Si fa seguito alle precedenti comunicazioni inoltratevi dallo Studio – nel corso di questa settimana – in materia di Coronavirus, quali, in ispecie:

  • l’informativa, a mezzo e-mail, di lunedì 24 febbraio u.s., riportante le istruzioni che sovraintendono l’accesso ai nostri uffici, sino a nuove disposizioni;
  • la Newsletter n. 14/2020, trasmessa in data odierna, la quale illustra – nel proprio documento allegato – (i) le norme di comportamento da osservare per far fronte all’emergenza sui luoghi di lavoro, tenuto conto dei provvedimenti diramati dalle Autorità di Pubblica Sicurezza, nonché, tra l’altro, (ii) le previsioni legislative introdotte in tema di smart-working.

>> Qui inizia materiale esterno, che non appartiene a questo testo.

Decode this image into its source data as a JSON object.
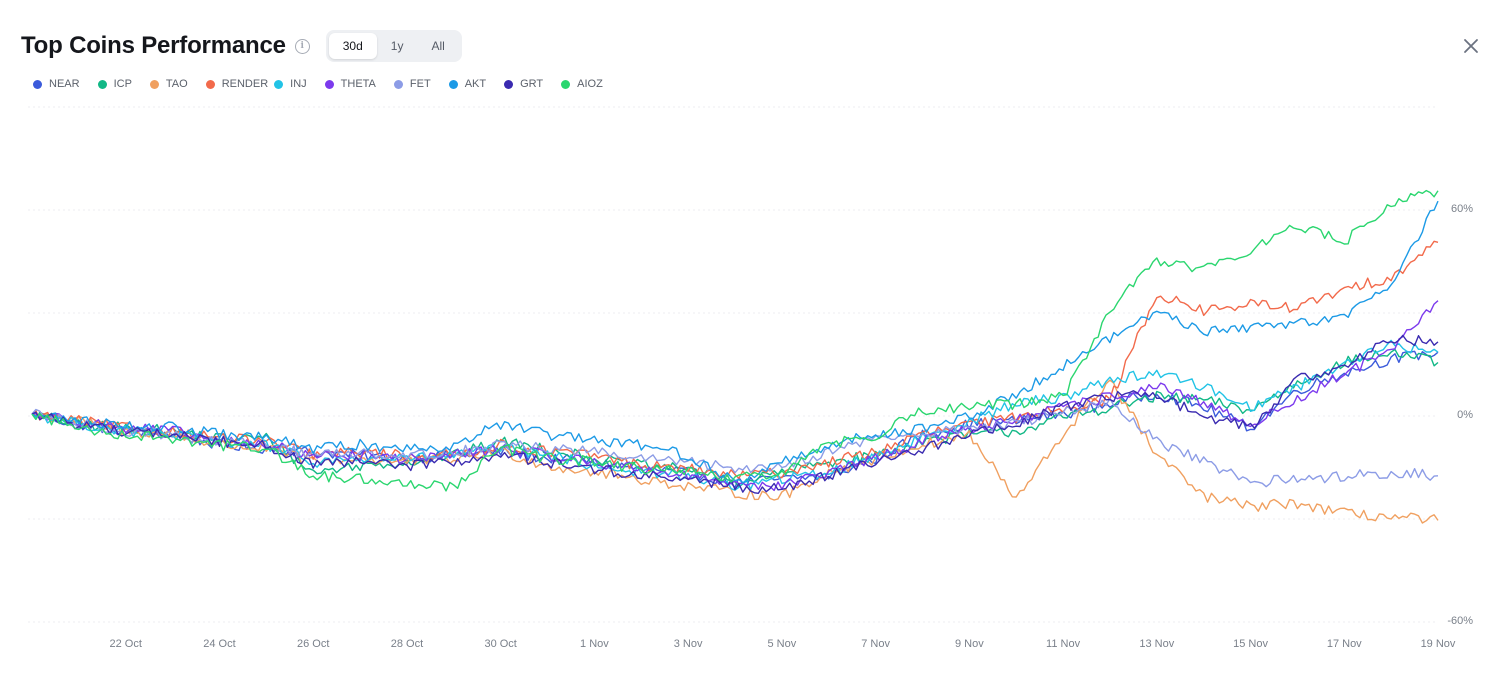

Riteniamo di fornirvi taluni suggerimenti operativi – in aggiunta a quelli, ormai ben noti, pubblicati dalla Protezione Civile – che, a nostro avviso, possono agevolare una gestione ordinata dell’attuale emergenza.

In particolare:

  • le aziende suddivise in reparti /uffici potrebbero valutare di segmentare le possibilità di accesso, dando disposizioni ai dipendenti di non entrare in determinate aree. Questo potrebbe formare oggetto di riunione da parte del servizio di prevenzione e protezione, da verbalizzare adeguatamente e poi indirizzare, sotto forma di specifiche disposizioni, al personale. Ciò al fine di cautelarsi davanti al rischio che una eventuale infezione possa provocare automaticamente la necessità (o l’ordine) di sospendere l’intera attività aziendale;
  • dare disposizioni affinchè le riunioni in programma (e da programmare) prevedano la presenza di non oltre un certo numero di partecipanti (sempre per mitigare i rischi di contagio);
  • conservare i nominativi di chi accede all’azienda per poter collaborare con le Autorità di Pubblica Sicurezza nell’eventualità in cui si manifestassero infezioni;
  • verificare che l’azienda disponga della possibilità di far lavorare il proprio personale in remote working;
  • una volta appurato quanto sopra, verificare quindi che il personale sia dotato degli strumenti necessari per il remote working almeno in misura tale da assicurare l’operatività nei servizi importanti;
  • effettuare prove di remote working anche per i processi amministrativi, ivi compresi quelli finanziari.

L’attuale situazione appalesa, come particolarmente opportuno, prediligere modalità di contatto per audio-videoconferenza (anziché per presenza fisica) e l’utilizzo di strumenti di lavoro digitale e a distanza.

Le aziende dovrebbero cogliere questa circostanza, pur sfavorevole sotto diversi punti di vista, per affrontare gli eventuali deficit di digitalizzazione e testare – nell’immediato ed in modo approfondito – le funzionalità di c.d. “remote working”.